Acabou. Neste momento, com esta frase, você perde toda a credibilidade que já teve ou pretendia ter um dia. Todo o conhecimento que adquiriu dos livros de auto-ajuda e de marketing pessoal e das palestras do Bernardinho e companhia que ensinavam sobre a importância da objetividade e da segurança na sua conduta profissional foi por água abaixo. O dinheiro gasto em roupas para impressionar e com fonoaudióloga para adquirir firmeza na dicção. Foi tudo em vão. A definição do seu signo que leu na Contigo de que você é um líder nato e terá muito sucesso na vida. Mentira. E tudo por causa de um gerúndio mal utilizado.
Mas e aí? Como é o tal do bom uso? Se é que realmente existe. Bem, então... Vamos lá. Se é passado, você diz que fez. Se é futuro, você diz que vai fazer. Se é presente, você diz que faz. E se for neste exato momento? Você diz que está fazendo. Certo? Não?! Claro que é certo! E você vai ver por quê. Homens na fase adolescente costumam demorar um pouco mais do que de costume no banheiro. Às vezes com o recurso do chuveiro ligado para dar uma disfarçada. Então, vem batida da sua mãe na porta: “O que você tá fazendo aí dentro, meu filho?!”, “Tá tudo bem?”, “Responde!” Ainda com o dito cujo na mão, e em estado rígido, porque nessa idade pode cair o mundo que ele nem se mexe. O corpo cavernoso que homenageia a Torre de Pisa mantém-se imponente. E o adolescente se manifesta: “Tô tomando banho, mãe!” E é isso mesmo. Quer dizer, não é isso nada. Ele está fazendo é outra coisa. Mas está fazendo.

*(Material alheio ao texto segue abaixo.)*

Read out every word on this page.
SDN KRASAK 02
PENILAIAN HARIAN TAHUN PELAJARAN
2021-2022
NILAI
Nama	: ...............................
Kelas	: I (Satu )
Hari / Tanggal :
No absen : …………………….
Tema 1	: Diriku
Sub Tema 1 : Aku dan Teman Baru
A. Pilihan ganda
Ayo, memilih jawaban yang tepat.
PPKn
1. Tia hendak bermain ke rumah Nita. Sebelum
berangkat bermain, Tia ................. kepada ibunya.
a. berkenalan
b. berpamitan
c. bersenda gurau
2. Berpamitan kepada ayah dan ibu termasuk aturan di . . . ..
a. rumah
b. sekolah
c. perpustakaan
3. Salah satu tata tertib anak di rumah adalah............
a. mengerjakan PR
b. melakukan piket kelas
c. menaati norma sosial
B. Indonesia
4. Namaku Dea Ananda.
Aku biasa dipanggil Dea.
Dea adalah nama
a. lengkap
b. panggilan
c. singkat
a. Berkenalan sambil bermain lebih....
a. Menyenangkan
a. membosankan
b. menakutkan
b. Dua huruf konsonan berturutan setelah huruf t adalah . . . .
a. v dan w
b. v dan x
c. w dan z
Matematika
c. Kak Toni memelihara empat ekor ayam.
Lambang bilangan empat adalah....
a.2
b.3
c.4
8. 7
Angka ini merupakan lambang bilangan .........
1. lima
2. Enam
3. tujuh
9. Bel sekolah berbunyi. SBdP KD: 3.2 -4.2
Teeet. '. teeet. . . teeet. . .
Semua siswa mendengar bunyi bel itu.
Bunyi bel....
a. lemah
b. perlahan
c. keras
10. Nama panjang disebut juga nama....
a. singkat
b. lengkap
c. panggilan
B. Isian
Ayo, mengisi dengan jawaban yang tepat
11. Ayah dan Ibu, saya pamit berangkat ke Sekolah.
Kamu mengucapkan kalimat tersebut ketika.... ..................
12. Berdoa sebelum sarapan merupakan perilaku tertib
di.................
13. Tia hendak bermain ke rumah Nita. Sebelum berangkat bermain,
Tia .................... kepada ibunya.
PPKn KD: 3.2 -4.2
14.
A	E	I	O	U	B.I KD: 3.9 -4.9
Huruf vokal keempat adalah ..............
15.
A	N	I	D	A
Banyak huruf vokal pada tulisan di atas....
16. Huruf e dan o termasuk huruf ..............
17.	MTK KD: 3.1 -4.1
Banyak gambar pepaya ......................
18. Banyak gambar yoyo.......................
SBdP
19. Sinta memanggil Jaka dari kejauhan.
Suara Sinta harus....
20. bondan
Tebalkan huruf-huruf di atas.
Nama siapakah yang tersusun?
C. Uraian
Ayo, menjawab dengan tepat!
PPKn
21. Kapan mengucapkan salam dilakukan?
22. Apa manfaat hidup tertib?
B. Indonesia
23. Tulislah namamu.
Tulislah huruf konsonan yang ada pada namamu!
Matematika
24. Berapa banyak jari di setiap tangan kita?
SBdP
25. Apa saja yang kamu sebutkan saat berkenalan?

Digo mais: atribuo ao gerúndio uma importância filosófica. Conjugar a sua vida neste tempo verbal é sinônimo de produtividade. Significa que você está em permanente atividade, não se acomoda. Está sempre buscando, batalhando, construindo. Se este ponto de vista fosse colocado em prática, os funcionários de telemarketing dominariam o mundo. E o mundo seria regido por seus dogmas. O seu telefone tocaria incessantemente e do outro lado da linha você encontraria um vendedor 100 vezes mais insistente e inconveniente que, além de cartões de crédito e dos cursos de inglês, vende qualquer outro produto e serviço que você pode imaginar. Casamentos seriam realizados e desfeitos ao simples aperto de um botão. O catálogo telefônico seria nossa bíblia. Graham Bell, Deus. E de tanto falarmos no telefone provavelmente desenvolveríamos uma mutação genética como aquele ratinho de laboratório que tinha uma orelha nas costas. Uma flatulência mais forte e a sua audição já ficaria comprometida em 50%. Isso se ela não for de abano e funcionar ainda como uma vela de windsurf. E a qualquer brisa levar você para um passeio inesperado. É, pensando bem, elimine o gerúndio. Opa! Melhor, pense bem, elimine o gerúndio.
Apreciei sobremaneira o texto Gerundiando. Bem que vc poderia estar escrevendo mais sobre essa praga tão irritante aos ouvidos. Parabéns, JOJO!